||As many realized pedagogic studies have documented, it is highly important to activate simultaneously both learner’s basic sense channels, e.g. verbal as well as pictorial, to improve an efficiency of learning (Mayer 1997; Paivio 2014). Therefore, school education should promote the activation, interconnection and complementation of these two sense channels by means of suitable proportion of the text and the visualities used in educational process. In the geography education this might be provide through the activities with maps.
Further, the efficiency of learning is improved by the fact how learners comprehend the materials and media which operate with. The implementation of so-called spiral curriculum seems to be effective (see Rinschede 2005).

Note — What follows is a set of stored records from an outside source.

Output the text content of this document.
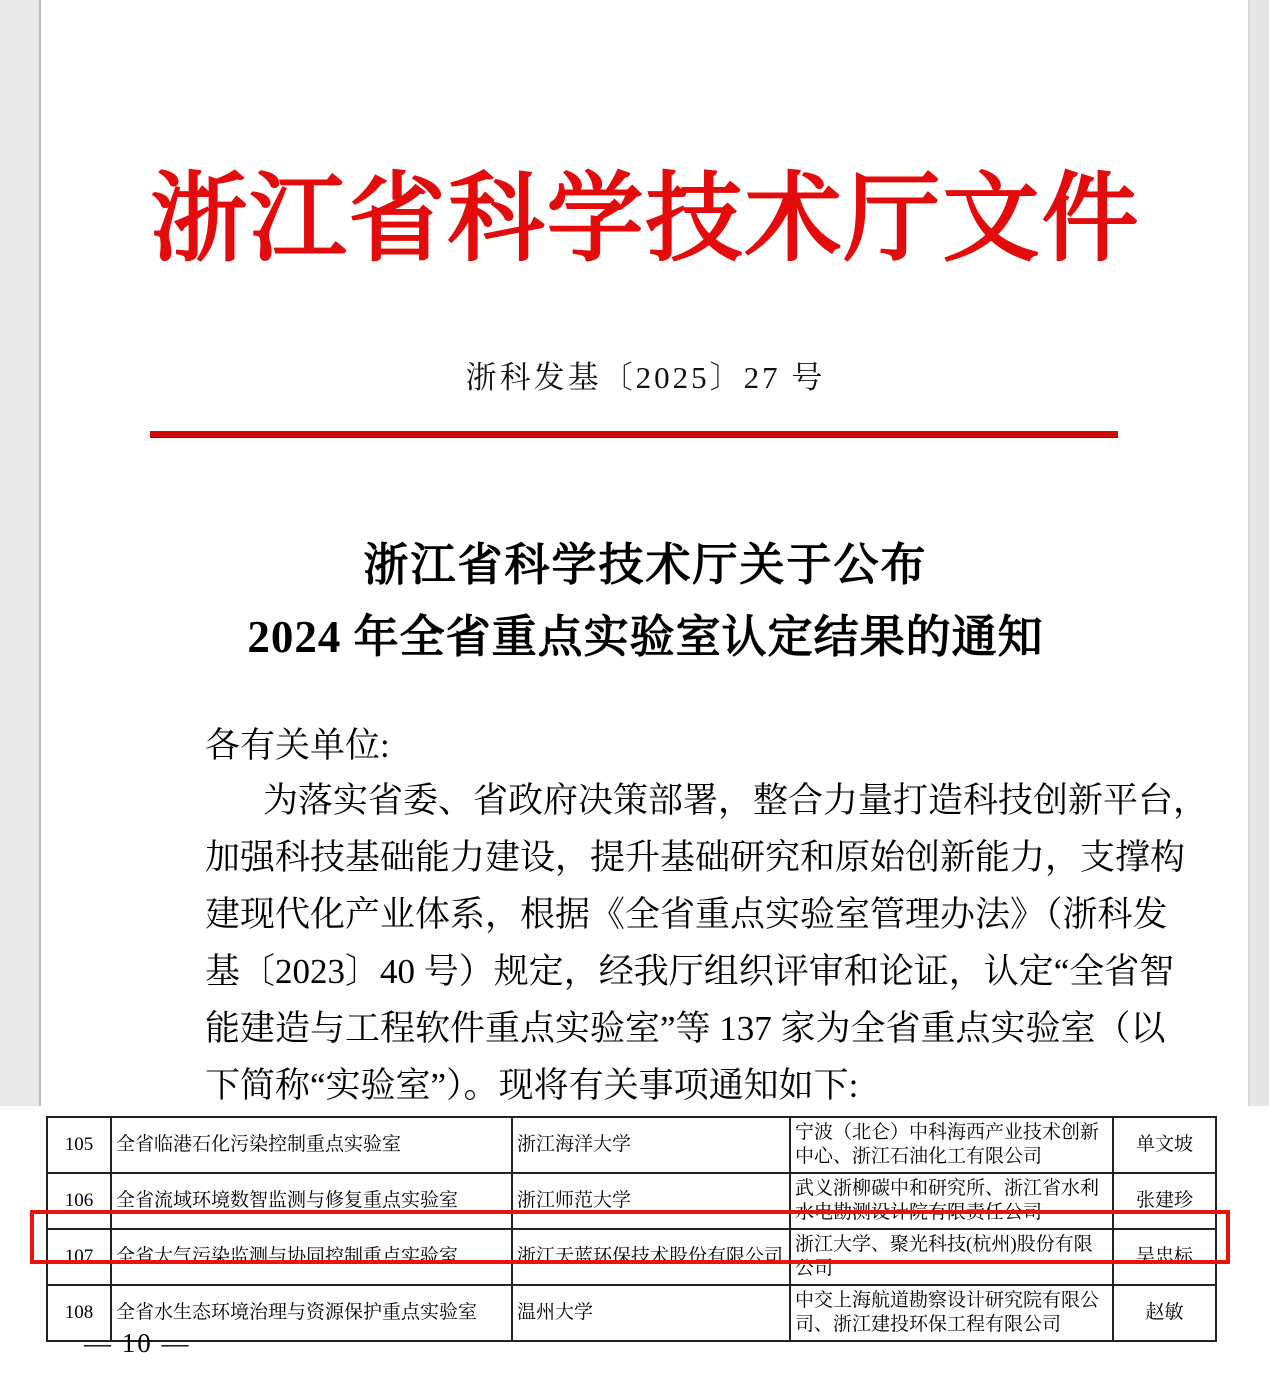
浙江省科学技术厅文件
浙科发基〔2025〕27 号
浙江省科学技术厅关于公布
2024 年全省重点实验室认定结果的通知
各有关单位:
为落实省委、省政府决策部署，整合力量打造科技创新平台，
加强科技基础能力建设，提升基础研究和原始创新能力，支撑构
建现代化产业体系，根据《全省重点实验室管理办法》（浙科发
基〔2023〕40 号）规定，经我厅组织评审和论证，认定“全省智
能建造与工程软件重点实验室”等 137 家为全省重点实验室（以
下简称“实验室”）。现将有关事项通知如下:
105	全省临港石化污染控制重点实验室	浙江海洋大学	宁波（北仑）中科海西产业技术创新中心、浙江石油化工有限公司	单文坡
106	全省流域环境数智监测与修复重点实验室	浙江师范大学	武义浙柳碳中和研究所、浙江省水利水电勘测设计院有限责任公司	张建珍
107	全省大气污染监测与协同控制重点实验室	浙江天蓝环保技术股份有限公司	浙江大学、聚光科技(杭州)股份有限公司	吴忠标
108	全省水生态环境治理与资源保护重点实验室	温州大学	中交上海航道勘察设计研究院有限公司、浙江建投环保工程有限公司	赵敏
— 10 —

The principle is that the learner repeatedly meets the same learning topics, nevertheless their didactic transmission changes and acquired knowledge deepens in dependence on the learner’s age. Similarly, the educational media have to be in accordance with knowledges and skills of learners of given age. Consequently, it is necessary to reflect these aspects considering the usability of school cartographic media, e.g. the maps in textbooks and especially the conception of school atlases.

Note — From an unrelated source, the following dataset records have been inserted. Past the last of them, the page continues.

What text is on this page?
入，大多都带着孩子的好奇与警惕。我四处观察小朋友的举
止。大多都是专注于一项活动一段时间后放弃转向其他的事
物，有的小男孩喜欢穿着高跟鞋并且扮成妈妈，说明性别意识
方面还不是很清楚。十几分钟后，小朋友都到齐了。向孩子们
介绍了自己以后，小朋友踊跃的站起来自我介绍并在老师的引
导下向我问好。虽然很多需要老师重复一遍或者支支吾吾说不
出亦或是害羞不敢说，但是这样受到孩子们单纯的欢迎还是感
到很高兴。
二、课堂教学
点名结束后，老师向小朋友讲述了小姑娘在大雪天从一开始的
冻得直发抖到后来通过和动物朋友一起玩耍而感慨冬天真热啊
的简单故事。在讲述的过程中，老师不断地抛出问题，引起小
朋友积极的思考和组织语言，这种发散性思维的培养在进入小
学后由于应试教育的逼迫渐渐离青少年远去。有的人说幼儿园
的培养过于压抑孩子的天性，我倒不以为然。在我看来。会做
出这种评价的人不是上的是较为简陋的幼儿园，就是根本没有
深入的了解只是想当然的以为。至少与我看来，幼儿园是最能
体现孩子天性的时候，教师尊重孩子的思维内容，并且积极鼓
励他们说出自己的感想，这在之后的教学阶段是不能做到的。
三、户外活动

Educators, as well as the pupils are only the users of the educational cartographic media. Hence, the role of cartographers in the dialogue about the development of effective school maps and atlases is crucial. Therefore, the analysis of above mentioned aspects in efficiency of learning is the main goal of our paper. It presents actual results and planned steps in research project dealing with geographical visual information (GeoVisInfo 2016–2018) on the example of economic maps in Czech school atlases. These maps represent the extra-complex maps with multi-layer and fast developing content through time. It is legitimate thus to ask how to transmit the content to learners on various levels of school education. Our research will find answer to following questions in particular: How is significant to think about specialized atlases differentiated for elementary and for secondary schools? Is it possible to overcome the mentioned map complexity only with application of the cartographic generalization or the synthesis by means of synthetic maps? Which map symbols and means of map representation are sufficient for learners on various levels of school education?
Some of forenamed questions was answered in questionnaire survey with utilization of didactic test. The survey was conducted in Czechia among 120 pupils of elementary schools (6th and 7th grade) and among 73 students of higher secondary schools (1st and 2nd grade). The didactic test put to learners some tasks leading to activities with economic maps. According to success in utilization of various kinds of map to solve the task by learner, it investigated the usability of particular visualities.
Chi-quadrat test of independence significantly documented whereas the semantically motivated cartographical symbols are more suitable for elementary school pupils, the alphanumerical cartographical symbols in economic maps (e.g. using the symbology of chemical elements) are better for secondary school students. Nevertheless, the associativeness of colors with particular branches of industry is the same in both testing age groups. Concerning to the complexity of map contents, the economic maps are often incomprehensible for younger pupils. They are not able to join the particular provided information into the integrated image of economy in presented region. Regarding to the need of interconnection of verbal and pictorial sense channels, it is necessary to conclude that the text in textbooks is rarely connected to maps in the atlases. Therefore, new challenges lay in front of authors of school geographic or cartographic media.